Even if the algorithm can’t detect clear-cut plagiarism, it can help. An author’s tendency to reuse text in an article is a good indicator of her likelihood to plagiarize. Citron and Ginsberg shared their results in PNAS earlier this month, and posited that the plagiarism was influenced by cultural differences “in academic infrastructure and mentoring, or incentives that emphasize quantity of publication over quality.”
Those not highly proficient in English might also be likely to lift text from English sources. The paper observes this at the student level, “where in order to explain concepts, students less confident in their English proficiency tended to employ longer phrases from other sources, rather than just words.” But even at a later career stage, there may be a continued impetus for plagiarism. “A researcher concerned that his or her articles are rejected due to the quality of writing may feel compelled to imitate sentence structures from other articles.”
But ScienceInsider wanted to get to the bottom of these cultural differences. Knowing that authors had to report their home countries with each submission, it asked Ginsberg to release this data. ScienceInsider then mapped out all the countries from which authors submitted at least 100 papers since August 2011 and found a small number of countries, like the U.S., Canada, and Japan had the least number of flagged authors.
Incidentally, authors from these industrialized countries turned out to submit the most papers to arXiv. Authors from less industrialized countries, ScienceInsider noted, had the most flagged studies but also tended to submit fewer papers:
For example, of all the authors from Bulgaria who submitted papers since August 2011, 20% submitted flagged articles. But arXiv’s bot flagged only 6% of the authors from Japan. In the same time frame, around 4,700 papers came out of Japan, but Bulgaria only submitted around 200.

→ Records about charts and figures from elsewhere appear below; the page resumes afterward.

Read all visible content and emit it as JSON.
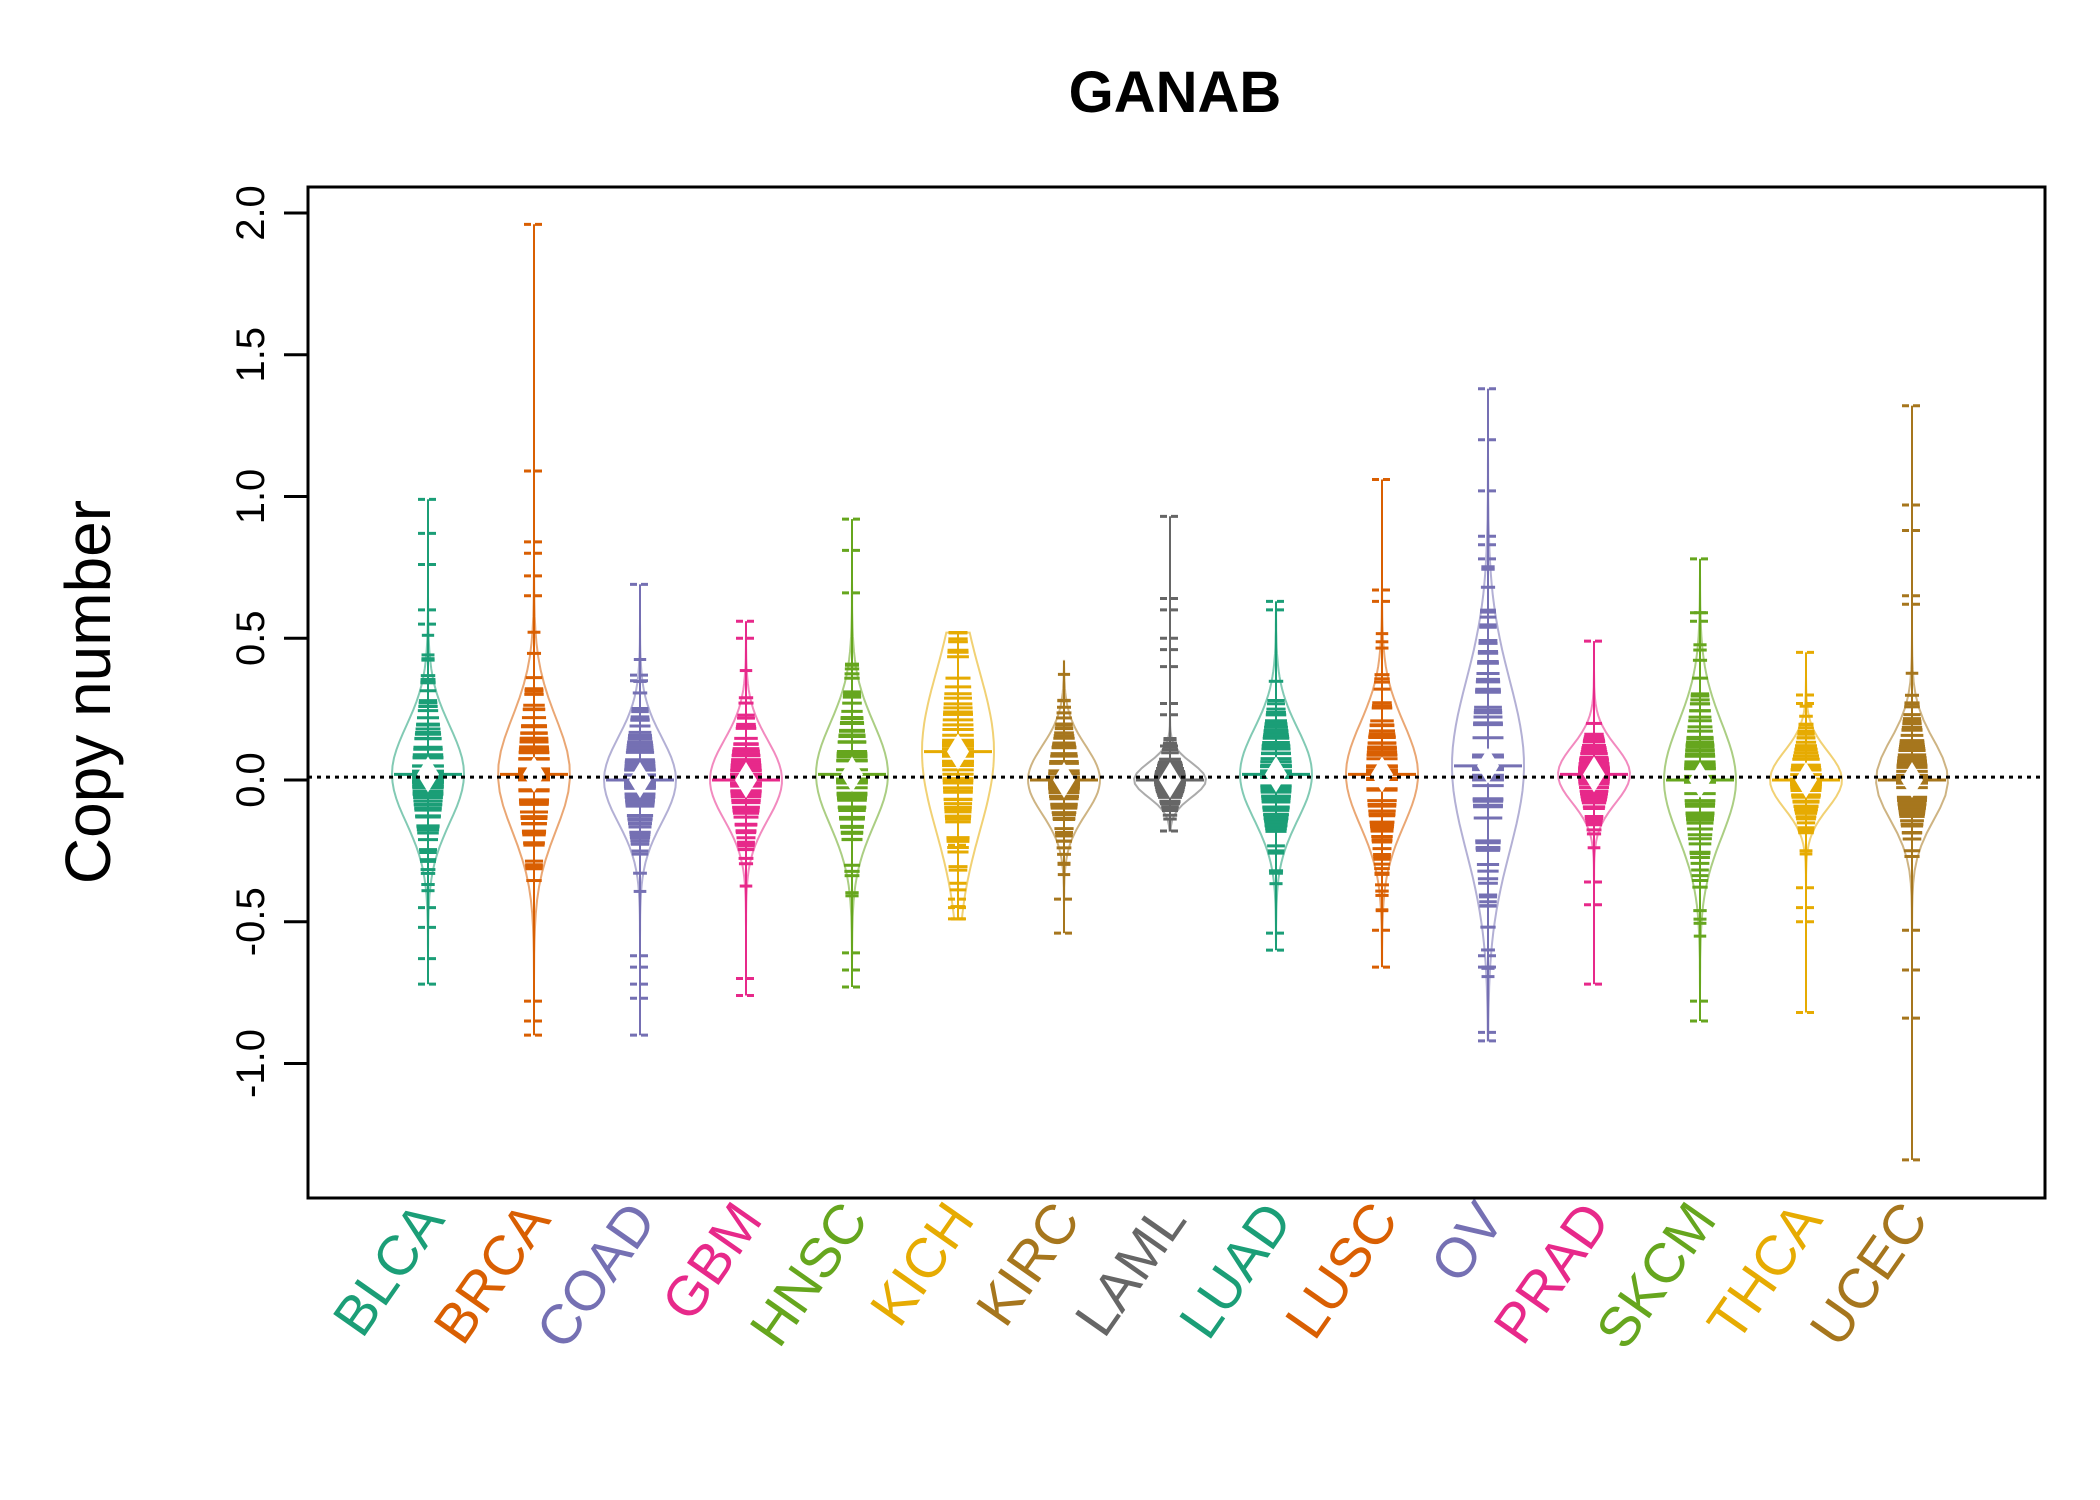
{
  "chart_data": {
    "type": "beanplot",
    "title": "GANAB",
    "xlabel": "",
    "ylabel": "Copy number",
    "ylim": [
      -1.5,
      2.1
    ],
    "yticks": [
      -1.0,
      -0.5,
      0.0,
      0.5,
      1.0,
      1.5,
      2.0
    ],
    "ytick_labels": [
      "-1.0",
      "-0.5",
      "0.0",
      "0.5",
      "1.0",
      "1.5",
      "2.0"
    ],
    "reference_line": 0.01,
    "categories": [
      "BLCA",
      "BRCA",
      "COAD",
      "GBM",
      "HNSC",
      "KICH",
      "KIRC",
      "LAML",
      "LUAD",
      "LUSC",
      "OV",
      "PRAD",
      "SKCM",
      "THCA",
      "UCEC"
    ],
    "colors": [
      "#1B9E77",
      "#D95F02",
      "#7570B3",
      "#E7298A",
      "#66A61E",
      "#E6AB02",
      "#A6761D",
      "#666666",
      "#1B9E77",
      "#D95F02",
      "#7570B3",
      "#E7298A",
      "#66A61E",
      "#E6AB02",
      "#A6761D"
    ],
    "series": [
      {
        "name": "BLCA",
        "min": -0.72,
        "max": 0.99,
        "median": 0.02,
        "spread": 0.17,
        "outliers": [
          0.99,
          0.87,
          0.76,
          0.6,
          0.55,
          -0.45,
          -0.52,
          -0.63,
          -0.72
        ]
      },
      {
        "name": "BRCA",
        "min": -0.9,
        "max": 1.96,
        "median": 0.02,
        "spread": 0.2,
        "outliers": [
          1.96,
          1.09,
          0.84,
          0.8,
          0.72,
          0.65,
          -0.78,
          -0.85,
          -0.9
        ]
      },
      {
        "name": "COAD",
        "min": -0.9,
        "max": 0.69,
        "median": 0.0,
        "spread": 0.15,
        "outliers": [
          0.69,
          0.37,
          0.35,
          -0.62,
          -0.66,
          -0.72,
          -0.77,
          -0.9
        ]
      },
      {
        "name": "GBM",
        "min": -0.76,
        "max": 0.56,
        "median": 0.0,
        "spread": 0.14,
        "outliers": [
          0.56,
          0.5,
          -0.7,
          -0.76
        ]
      },
      {
        "name": "HNSC",
        "min": -0.73,
        "max": 0.92,
        "median": 0.02,
        "spread": 0.18,
        "outliers": [
          0.92,
          0.81,
          0.66,
          -0.61,
          -0.67,
          -0.73
        ]
      },
      {
        "name": "KICH",
        "min": -0.49,
        "max": 0.52,
        "median": 0.1,
        "spread": 0.28,
        "outliers": [
          -0.23,
          -0.42,
          -0.45,
          -0.49
        ]
      },
      {
        "name": "KIRC",
        "min": -0.54,
        "max": 0.42,
        "median": 0.0,
        "spread": 0.12,
        "outliers": [
          -0.42,
          -0.54
        ]
      },
      {
        "name": "LAML",
        "min": -0.18,
        "max": 0.93,
        "median": 0.0,
        "spread": 0.06,
        "outliers": [
          0.93,
          0.64,
          0.6,
          0.5,
          0.46,
          0.4,
          0.27,
          0.23,
          0.12,
          -0.18
        ]
      },
      {
        "name": "LUAD",
        "min": -0.6,
        "max": 0.63,
        "median": 0.02,
        "spread": 0.16,
        "outliers": [
          0.63,
          0.6,
          -0.54,
          -0.6
        ]
      },
      {
        "name": "LUSC",
        "min": -0.66,
        "max": 1.06,
        "median": 0.02,
        "spread": 0.18,
        "outliers": [
          1.06,
          0.67,
          0.63,
          -0.53,
          -0.66
        ]
      },
      {
        "name": "OV",
        "min": -0.92,
        "max": 1.38,
        "median": 0.05,
        "spread": 0.3,
        "outliers": [
          1.38,
          1.2,
          1.02,
          0.86,
          0.83,
          0.78,
          -0.62,
          -0.66,
          -0.89,
          -0.92
        ]
      },
      {
        "name": "PRAD",
        "min": -0.72,
        "max": 0.49,
        "median": 0.02,
        "spread": 0.1,
        "outliers": [
          0.49,
          -0.36,
          -0.44,
          -0.72
        ]
      },
      {
        "name": "SKCM",
        "min": -0.85,
        "max": 0.78,
        "median": 0.0,
        "spread": 0.2,
        "outliers": [
          0.78,
          0.59,
          0.56,
          -0.78,
          -0.85
        ]
      },
      {
        "name": "THCA",
        "min": -0.82,
        "max": 0.45,
        "median": 0.0,
        "spread": 0.1,
        "outliers": [
          0.45,
          0.3,
          0.27,
          -0.38,
          -0.45,
          -0.5,
          -0.82
        ]
      },
      {
        "name": "UCEC",
        "min": -1.34,
        "max": 1.32,
        "median": 0.0,
        "spread": 0.14,
        "outliers": [
          1.32,
          0.97,
          0.88,
          0.65,
          0.62,
          -0.53,
          -0.67,
          -0.84,
          -1.34
        ]
      }
    ]
  }
}
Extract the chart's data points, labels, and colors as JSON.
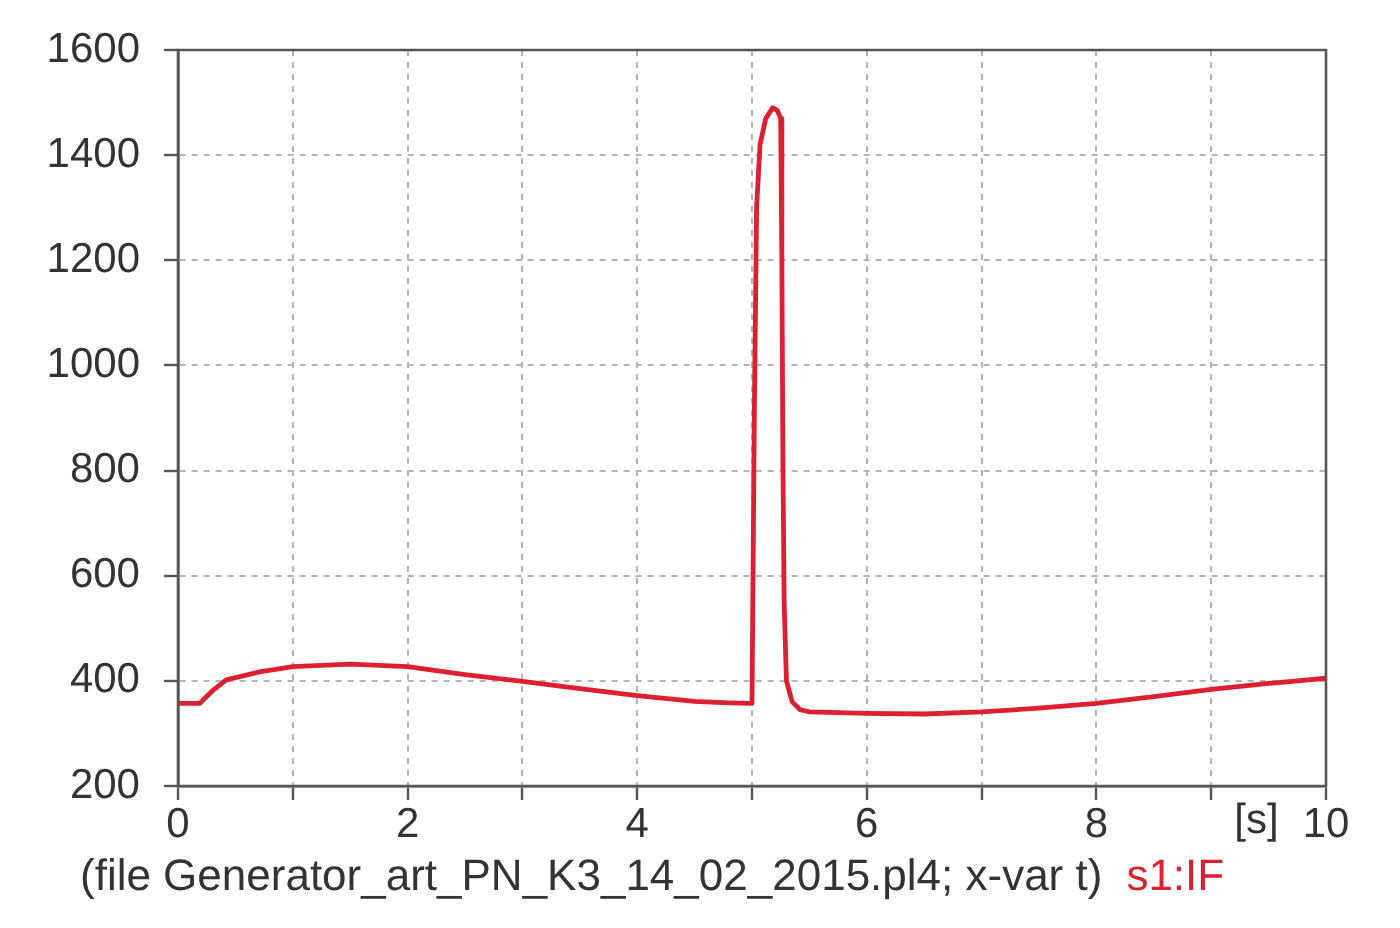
{
  "chart_data": {
    "type": "line",
    "xlabel": "[s]",
    "annotations": [
      "(file Generator_art_PN_K3_14_02_2015.pl4; x-var t)"
    ],
    "series": [
      {
        "name": "s1:IF",
        "color": "#dc2030",
        "x": [
          0,
          0.19,
          0.22,
          0.31,
          0.42,
          0.71,
          1.0,
          1.5,
          2.0,
          2.5,
          3.0,
          3.5,
          4.0,
          4.5,
          4.8,
          4.99,
          5.0,
          5.02,
          5.04,
          5.07,
          5.12,
          5.18,
          5.22,
          5.25,
          5.26,
          5.27,
          5.28,
          5.3,
          5.35,
          5.42,
          5.5,
          6.0,
          6.5,
          7.0,
          7.5,
          8.0,
          8.5,
          9.0,
          9.5,
          10
        ],
        "values": [
          357,
          357,
          364,
          383,
          402,
          417,
          427,
          432,
          427,
          412,
          399,
          385,
          372,
          361,
          358,
          357,
          357,
          900,
          1300,
          1420,
          1470,
          1490,
          1485,
          1470,
          1200,
          800,
          550,
          400,
          360,
          345,
          341,
          338,
          337,
          341,
          348,
          357,
          370,
          384,
          395,
          405
        ]
      }
    ],
    "xlim": [
      0,
      10
    ],
    "ylim": [
      200,
      1600
    ],
    "xticks": [
      0,
      {
        "value": 1,
        "label": null
      },
      2,
      {
        "value": 3,
        "label": null
      },
      4,
      {
        "value": 5,
        "label": null
      },
      6,
      {
        "value": 7,
        "label": null
      },
      8,
      {
        "value": 9,
        "label": null
      },
      10
    ],
    "yticks": [
      200,
      400,
      600,
      800,
      1000,
      1200,
      1400,
      1600
    ],
    "grid": true,
    "legend": "bottom",
    "marker": "none",
    "line_style": "solid"
  }
}
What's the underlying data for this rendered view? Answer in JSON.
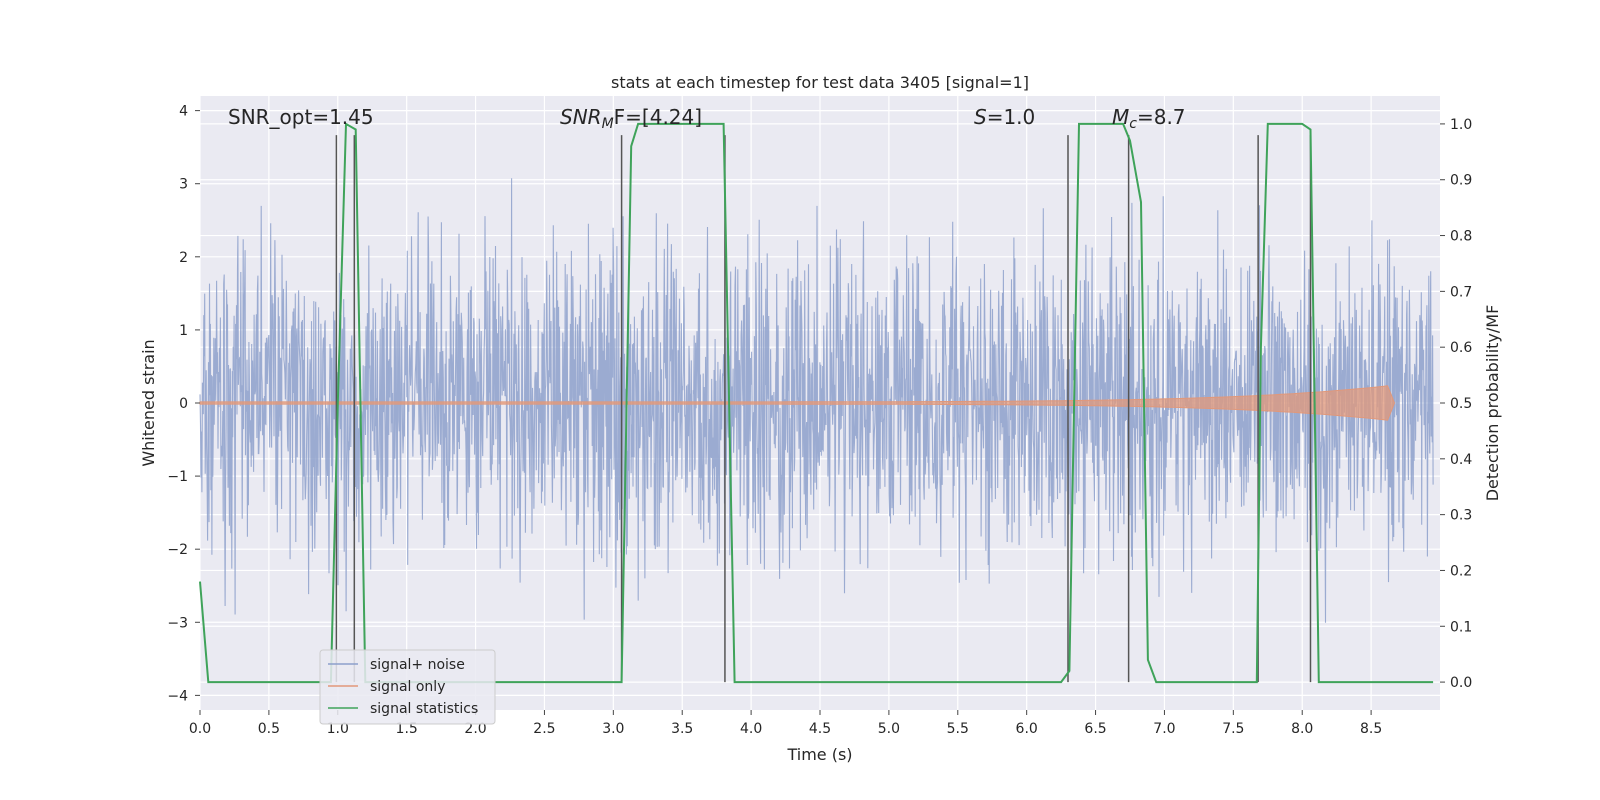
{
  "chart_data": {
    "type": "line",
    "title": "stats at each timestep for test data 3405 [signal=1]",
    "xlabel": "Time (s)",
    "ylabel": "Whitened strain",
    "ylabel_right": "Detection probability/MF",
    "xlim": [
      0.0,
      9.0
    ],
    "ylim": [
      -4.2,
      4.2
    ],
    "ylim_right": [
      -0.05,
      1.05
    ],
    "xticks": [
      "0.0",
      "0.5",
      "1.0",
      "1.5",
      "2.0",
      "2.5",
      "3.0",
      "3.5",
      "4.0",
      "4.5",
      "5.0",
      "5.5",
      "6.0",
      "6.5",
      "7.0",
      "7.5",
      "8.0",
      "8.5"
    ],
    "yticks": [
      "−4",
      "−3",
      "−2",
      "−1",
      "0",
      "1",
      "2",
      "3",
      "4"
    ],
    "yticks_right": [
      "0.0",
      "0.1",
      "0.2",
      "0.3",
      "0.4",
      "0.5",
      "0.6",
      "0.7",
      "0.8",
      "0.9",
      "1.0"
    ],
    "grid": true,
    "annotations": {
      "snr_opt": "SNR_opt=1.45",
      "snr_mf_prefix": "SNR",
      "snr_mf_sub": "M",
      "snr_mf_suffix": "F=[4.24]",
      "s_var": "S",
      "s_val": "=1.0",
      "mc_var": "M",
      "mc_sub": "c",
      "mc_val": "=8.7"
    },
    "legend": {
      "position": "lower-left",
      "entries": [
        "signal+ noise",
        "signal only",
        "signal statistics"
      ]
    },
    "colors": {
      "noise": "#8da0cb",
      "signal": "#e1987a",
      "stats": "#3fa35a",
      "markers": "#555555"
    },
    "series": [
      {
        "name": "signal statistics",
        "axis": "right",
        "x": [
          0.0,
          0.06,
          0.12,
          0.5,
          0.95,
          1.0,
          1.06,
          1.13,
          1.2,
          1.4,
          2.0,
          2.5,
          3.06,
          3.13,
          3.18,
          3.3,
          3.7,
          3.8,
          3.88,
          3.95,
          4.0,
          4.5,
          5.0,
          5.5,
          6.0,
          6.25,
          6.31,
          6.38,
          6.45,
          6.7,
          6.75,
          6.83,
          6.88,
          6.94,
          7.0,
          7.5,
          7.67,
          7.7,
          7.75,
          7.82,
          8.0,
          8.06,
          8.12,
          8.18,
          8.5,
          8.95
        ],
        "y": [
          0.18,
          0.0,
          0.0,
          0.0,
          0.0,
          0.5,
          1.0,
          0.99,
          0.0,
          0.0,
          0.0,
          0.0,
          0.0,
          0.96,
          1.0,
          1.0,
          1.0,
          1.0,
          0.0,
          0.0,
          0.0,
          0.0,
          0.0,
          0.0,
          0.0,
          0.0,
          0.02,
          1.0,
          1.0,
          1.0,
          0.97,
          0.86,
          0.04,
          0.0,
          0.0,
          0.0,
          0.0,
          0.6,
          1.0,
          1.0,
          1.0,
          0.99,
          0.0,
          0.0,
          0.0,
          0.0
        ]
      },
      {
        "name": "marker lines",
        "axis": "right",
        "x": [
          0.99,
          1.12,
          3.06,
          3.81,
          6.3,
          6.74,
          7.68,
          8.06
        ],
        "y": [
          0.98,
          0.98,
          0.98,
          0.98,
          0.98,
          0.98,
          0.98,
          0.98
        ]
      }
    ]
  }
}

In the U.S., 1,236 out of 26,052 authors were flagged, while in Germany, 297 out of 9,201 authors were flagged. In Iran, 164 out of 1054 authors were cited for “text overlap,” while in China, 688 out of 6,372 authors were flagged.
“While conceivably exacerbated by the ease of cutting and pasting text in electronic format,” the researchers note, “the problem does predate both the new technology and the use of preprints. Ironically the combination of those make make that reuse that much easier to detect.”
Leave it to a bot, a bit of data mining, and a map to keep researchers in check–or at least raise more questions about how the same science is conducted differently across the globe.